なぜなら、江戸切子は、ガラスに文様を彫り込む技術やその模様そのものを指すからです。
むしろ、江戸時代には透明なものが主流でした!
ちなみに…色付きは色被せ(いろきせ)と呼ばれています。
江戸切子の素材
江戸切子に使われるガラスには、ソーダガラスとクリスタルガラスがあります。
【ソーダガラス】
並生地とも呼ばれる、一般的なガラス素材です。
なので、クリスタルガラスよりも透明度や輝きは劣り、値段も安価です。
しかし、硬さ(丈夫さ)の面では上なので、値段も含めて普段遣いにはもってこいです!
【クリスタルガラス】
透明感や輝きに優れ、しかも重厚感もあります。まさに高級品♪
また、柔らかく加工がしやすいので、繊細な模様が彫り込まれていることが多いです。
また、氷を入れたときの澄んだ金属音も良いとされます。
しかし、欠けたり傷が付きやすいのでお手入れには注意が必要です!
また、よく大量に出回っているのはセミクリスタルといって、本クリスタルよりも質が落ちてしまいます。

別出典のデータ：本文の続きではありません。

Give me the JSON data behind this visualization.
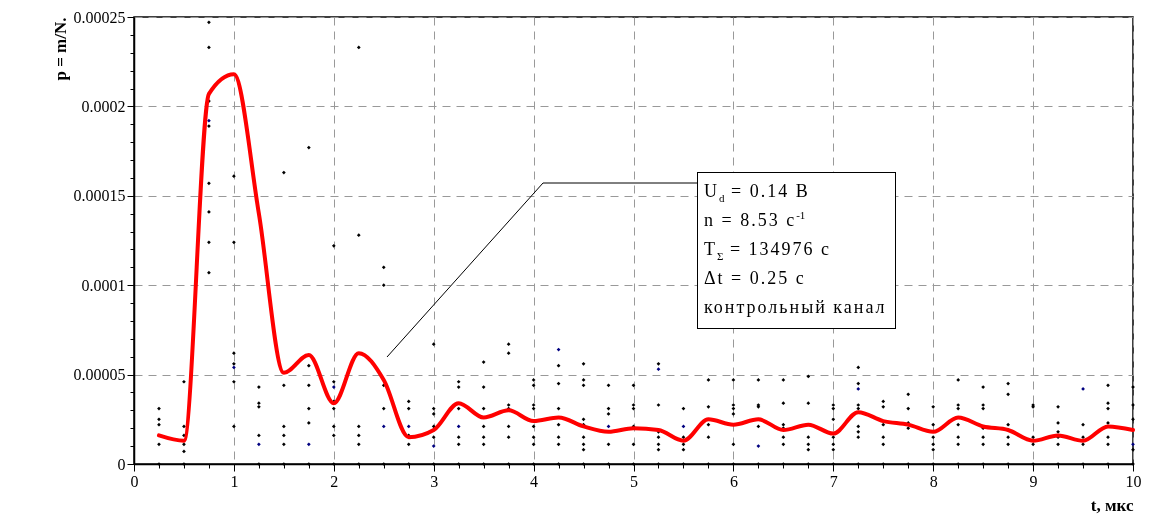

なので、クリスタルガラスの中でもランクがあるのを覚えておいてください。
手仕事の量は?
伝統工芸品において、その制作費用に大きな割合を持つのが人件費です!
つまり、職人さんがいっぱい関わればそれだけ高くなってしまうのです…
それでどこらへんで違いが生まれてくるのかと言うと、以下の3つの作業になります。
- 器を作る作業
- 模様を彫り込み作業
- 仕上げの磨き作業
まずガラスを整形する作業で、より大量生産に向いた成形方法を取るか、一点物を作るのに向く成形方法を取るかで値段が変わってきます。
また、その成形方法は作る器に適した方法が選ばれるので、器の形も値段を決める一つの要素と言えます。
そして、何より値段の違いを生むのが、どれくらい複雑な文様を彫り込んだかです!
比較的よく目にするような簡単な模様は安く、非常に入り組んだ芸術性の高い複雑な文様は高くなります。この違いによって、高級品は見ただけで別格だなといった感じがします♪
やはり、彫り込む模様の手間暇に比例して値段が上がっていくのです。
そして、もう一つは仕上げの磨き作業です。それと、ここは各社のこだわりがより反映されます。
この仕上げの磨き作業は、大きく分けて薬品を使う方法(酸磨き)と手作業で磨く方法の2つです。
ただ、どちらの方法で磨いたから高くなる訳ではなく、どれくらい丁寧に仕上げたかで値段が変わります!
また、この仕上げの方法によって切子の表情が変わるので、高級品を選ぶのならココもこだわって選びたいポイントです。
良いモノをちゃんと選ぼう!
結局の所、同じ形のグラスで値段に違いが出る決め手となる要因は次の2つです。
- クリスタルガラスかソーダガラスか?
- 模様がどれくらい複雑か?
しかし、それ以外にもガラスの成形方法や仕上げ作業が関わってくることもあります。
特に高級品を選ぶのなら、このあたりにもこだわったほうが面白いでしょう。
ただし、値段が高ければ自分の望んでいるものかというと、そうとは限りません。例えば、ガラスの素材で指摘した通り安いソーダガラスのほうが普段遣いには向いているのです。
果たして芸術性と実用性のどちらを優先すべきか、これは江戸切子に限らず多くの伝統工芸品が抱える悩みでもあります。
なので、自分がそれをどの様に使うのか?よ〜く考えて選ぶようにして下さいねッ!